LONDON (Reuters) – The majority of investors surveyed by BofA believe inflation is transitory and expect the U.S. Federal Reserve to signal a dial back in monetary stimulus by September, the investment bank said on Tuesday.
Unprecedented stimulus sparked worries about inflation earlier this year, driving U.S. 10-year borrowing costs to 1.8% in March and spooking stock markets.
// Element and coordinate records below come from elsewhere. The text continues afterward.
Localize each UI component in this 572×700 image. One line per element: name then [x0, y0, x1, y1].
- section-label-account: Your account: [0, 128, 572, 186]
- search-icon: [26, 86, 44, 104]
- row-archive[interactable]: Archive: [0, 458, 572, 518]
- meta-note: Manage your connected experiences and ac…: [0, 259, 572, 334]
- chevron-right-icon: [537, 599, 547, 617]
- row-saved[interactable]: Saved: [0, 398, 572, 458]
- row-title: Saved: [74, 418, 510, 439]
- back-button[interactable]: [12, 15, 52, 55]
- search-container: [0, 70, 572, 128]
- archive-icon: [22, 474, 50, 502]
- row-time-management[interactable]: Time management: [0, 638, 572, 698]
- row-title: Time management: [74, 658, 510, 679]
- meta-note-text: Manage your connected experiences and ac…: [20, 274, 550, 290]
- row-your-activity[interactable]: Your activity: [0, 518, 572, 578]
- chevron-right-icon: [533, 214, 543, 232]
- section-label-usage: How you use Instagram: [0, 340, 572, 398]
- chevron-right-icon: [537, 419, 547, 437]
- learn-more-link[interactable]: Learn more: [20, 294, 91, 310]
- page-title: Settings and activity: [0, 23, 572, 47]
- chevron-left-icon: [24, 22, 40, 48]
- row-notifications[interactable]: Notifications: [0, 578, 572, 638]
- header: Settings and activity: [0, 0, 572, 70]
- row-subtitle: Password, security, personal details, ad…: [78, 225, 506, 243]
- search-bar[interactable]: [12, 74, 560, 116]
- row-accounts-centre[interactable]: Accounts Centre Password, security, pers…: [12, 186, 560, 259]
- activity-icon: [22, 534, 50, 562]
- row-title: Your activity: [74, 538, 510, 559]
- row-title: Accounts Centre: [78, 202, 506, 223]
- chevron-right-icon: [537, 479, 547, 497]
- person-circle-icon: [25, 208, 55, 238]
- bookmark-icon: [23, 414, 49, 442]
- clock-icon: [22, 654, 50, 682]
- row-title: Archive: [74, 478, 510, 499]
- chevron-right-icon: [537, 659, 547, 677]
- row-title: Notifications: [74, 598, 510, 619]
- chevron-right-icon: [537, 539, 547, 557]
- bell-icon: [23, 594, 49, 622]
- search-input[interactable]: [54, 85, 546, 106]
But those concerns have abated recently, pushing stocks to record highs and benchmark U.S. bond yields back below 1.5%.
“Investors (are) bullishly positioned for permanent growth, transitory inflation and a peaceful Fed taper,” said Michael Hartnett, chief investment strategist at BofA, adding that 63% of the investors believe Fed will signal a taper by September.
Some 72% of investors said inflation was transitory, according to the June BofA survey.
Still, inflation and a “taper tantrum” — a selloff related to the Fed scaling back its quantitative easing programme — remained the top tail risks for markets, BofA’s survey of 224 fund managers with $667 billion in assets under management showed.
BofA said the investment cycle was shifting from early to mid-cycle and that investors don’t expect a recession until 2024 at the earliest.
Investors said value stocks, so-called because they trade at cheaper valuations than their growth-oriented peers, and tech stocks are poised to perform well in the next four years.
Long commodities overtook Bitcoin as the “most crowded” trade in the survey, but still 81% of investors surveyed said the cryptocurrency was in “bubble” territory.